The aunt was the mother’s sister. It had fallen on her to tell Devon the news and, for now, to raise him. “He says he wants to live in a box,” she said. “That’s why we’re here.”
Our early sessions were unproductive. I was new to the trade. I hadn’t learned that asking adolescents questions is the best way to kill all conversation. I had better success when I switched tactics and introduced project work: Legos, jigsaw puzzles, models. Sitting side-by-side, engaged in our tasks, the protective walls he had erected started to dissolve.
I tried indirect questions. “I wonder what we’ll draw today,” instead of “What do you want to draw?” And I set no expectations. We were just two kids making stuff with art supplies, it didn’t matter that one kid had a PhD and one possessed superior crayon dexterity.
Each week when Devon’s aunt dropped him off, I probed for more information. Had he said anything at home? At school? Sessions passed, weeks came and went, they turned into months with no discernible improvement.
Then, one day, we stumbled into a trigger. I had ordered a small colorful picnic table to brighten the room. Devon pointed to the box and looked at me. It was non-verbal but it was something.
“Let’s put it together,” I smiled as I spread the pieces on the floor. He was absorbed by the parts, and I thought we would have a regular session working together.

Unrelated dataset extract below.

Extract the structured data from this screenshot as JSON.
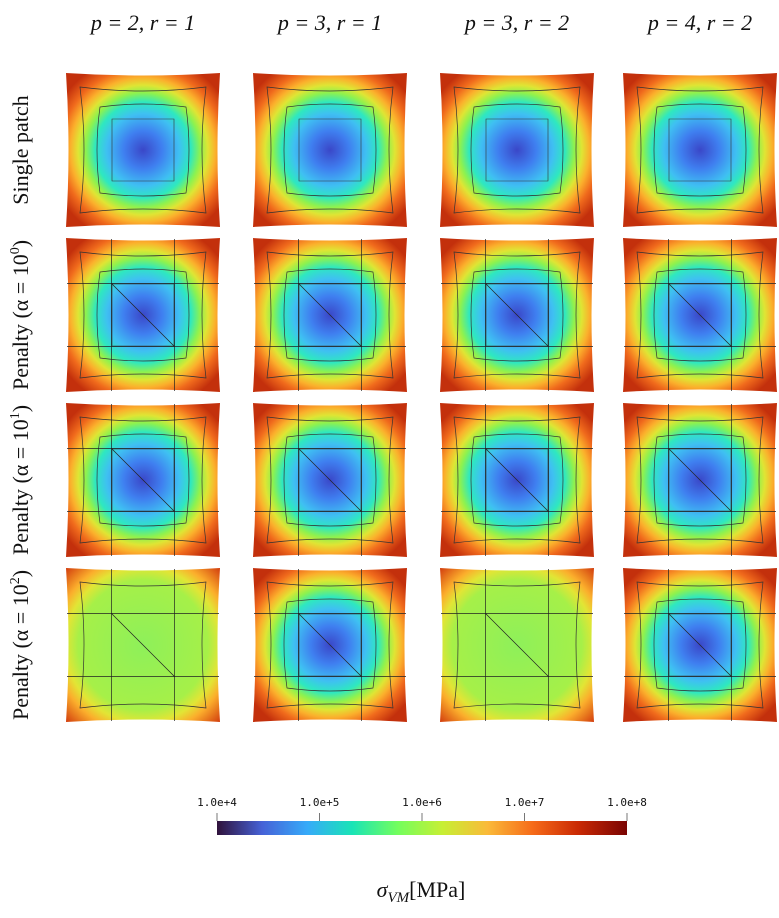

As I slid the box to the side, I reflexively uttered a phrase from my childhood, “I call the box.” We used to say it as kids whenever someone on the block ordered something that came in a large box. Devon didn’t respond to what I had, which wasn’t surprising. I assumed it was a generational thing that kids didn’t say anymore.
And then, almost inaudibly, he spoke. “I called the box,” he said.
“I’m sorry, Dev. Did you call it before I did? I didn’t hear you.”
He shook his head. “I called the box,” he said, “before Dylan.”
“I called the box; before Dylan.” He was crying now. Nothing can be as heartbreaking as grief in a child but this felt like an opportunity for him to express himself and to secure his trust.
“You must really miss Dylan,” I coaxed.
His little body shivered as he fought to keep from crying. “I called it first, but they gave it to Dylan.”
I slid a box of tissues across the floor to him. “It’s okay that you were upset about the box,” I reassured him. “I’m sure Dylan knew that you loved him.”
He shook his head defiantly. “It was that night, the bad night.”
Devon had never mentioned anything about the fire. This was going to be hard but therapeutic if he could just keep going.
“I was still mad. After everyone was asleep, I went to Dylan’s room. I set the box on fire.” He looked at me, sobbing. “I didn’t know it could spread.”
And there we stood, his nose sniffling, my head spinning. My patient had confessed to a crime. It was privileged information and he was a minor. But everyone blamed Dylan. An eternity passed in a moment.
When I moved it was to hand-thread one of the leg bolts by hand, then I gave Devon the wrench and watched as he clumsily tightened the nut. For the moment I didn’t want to talk or think. I just wanted to crawl inside the box, my box, the one I’d just called and be alone.